QCLAM

QCLAM

This figure shows the composition of the QClam spectrometer. There are two indispensable components. First of all there is a large dipole magnet, which deflects electrons with different energies onto different paths. This allows the reconstruction of the electron energies by use of position sensitive detectors. The second critical component is the detector setup of the spectrometer. It consists of three position sensitive wire chambers, a cherenkov counter and a scintillator. The data from the wire chambers together with the starting signal generated by the scintillator are used to gather the experimentally relevant data, while the cherenkov counter is used for background reduction purposes.

The QClam is one of two magnet spectrometers at the S- DALINAC. It is used for (e,e') and (e,e'x) experiments at various incident beam energies and scattering angles.
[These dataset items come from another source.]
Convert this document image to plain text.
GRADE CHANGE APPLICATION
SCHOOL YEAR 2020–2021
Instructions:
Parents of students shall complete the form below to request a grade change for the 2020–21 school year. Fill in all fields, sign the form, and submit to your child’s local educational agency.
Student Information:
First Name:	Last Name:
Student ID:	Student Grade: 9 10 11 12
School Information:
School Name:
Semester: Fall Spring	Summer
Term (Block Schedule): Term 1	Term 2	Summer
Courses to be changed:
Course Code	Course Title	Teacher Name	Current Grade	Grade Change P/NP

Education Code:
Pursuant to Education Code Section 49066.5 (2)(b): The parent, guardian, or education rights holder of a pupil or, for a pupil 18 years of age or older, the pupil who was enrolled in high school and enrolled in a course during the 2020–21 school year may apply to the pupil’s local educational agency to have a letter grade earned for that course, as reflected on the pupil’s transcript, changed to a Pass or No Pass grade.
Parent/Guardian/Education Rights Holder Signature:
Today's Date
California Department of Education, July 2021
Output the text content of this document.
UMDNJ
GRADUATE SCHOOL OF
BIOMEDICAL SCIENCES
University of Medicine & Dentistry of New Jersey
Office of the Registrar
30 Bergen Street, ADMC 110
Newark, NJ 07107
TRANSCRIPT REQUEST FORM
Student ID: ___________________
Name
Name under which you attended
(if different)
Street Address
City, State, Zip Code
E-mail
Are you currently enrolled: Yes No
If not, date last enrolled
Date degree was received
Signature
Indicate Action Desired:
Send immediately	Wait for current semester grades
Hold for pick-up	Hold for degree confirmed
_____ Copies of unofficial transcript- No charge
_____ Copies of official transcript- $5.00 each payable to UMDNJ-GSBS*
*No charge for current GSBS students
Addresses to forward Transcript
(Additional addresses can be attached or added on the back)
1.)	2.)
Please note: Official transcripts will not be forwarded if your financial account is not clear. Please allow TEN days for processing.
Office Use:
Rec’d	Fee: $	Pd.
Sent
Electrons which have been scattered from a target nucleus will enter the spectrometer and be deflected by the pentapole and dipole magnet according to their respective impulse. These electrons can then be detected by the position sensitive wire chambers and their energy and scattering angle can be reconstructed.

The 180° scattering beamline consists of a schicane and a seperation magnet. The incoming electron beam is deflected by a dipole magnet into the schicane and is later deflected into the scattering chamber by another dipole magnet. The central point of the scattering chamber is now occupied by a seperation magnet, which deflects the incoming beam back in it's original direction. The beam then impinges on the target, which has been moved a bit towards the faraday cup. Electron scattered by 180° from the target then pass the seperation magnet again and are deflected into the QClam spectrometer.

Additionally it is possible to operate the QClam in 180 degree mode using the schicane. This allows the detection of electrons scattered by 180 degrees, which results in a suppression of longitudinal excitations and thus presents a unique opportunity to study weak vertical excitations.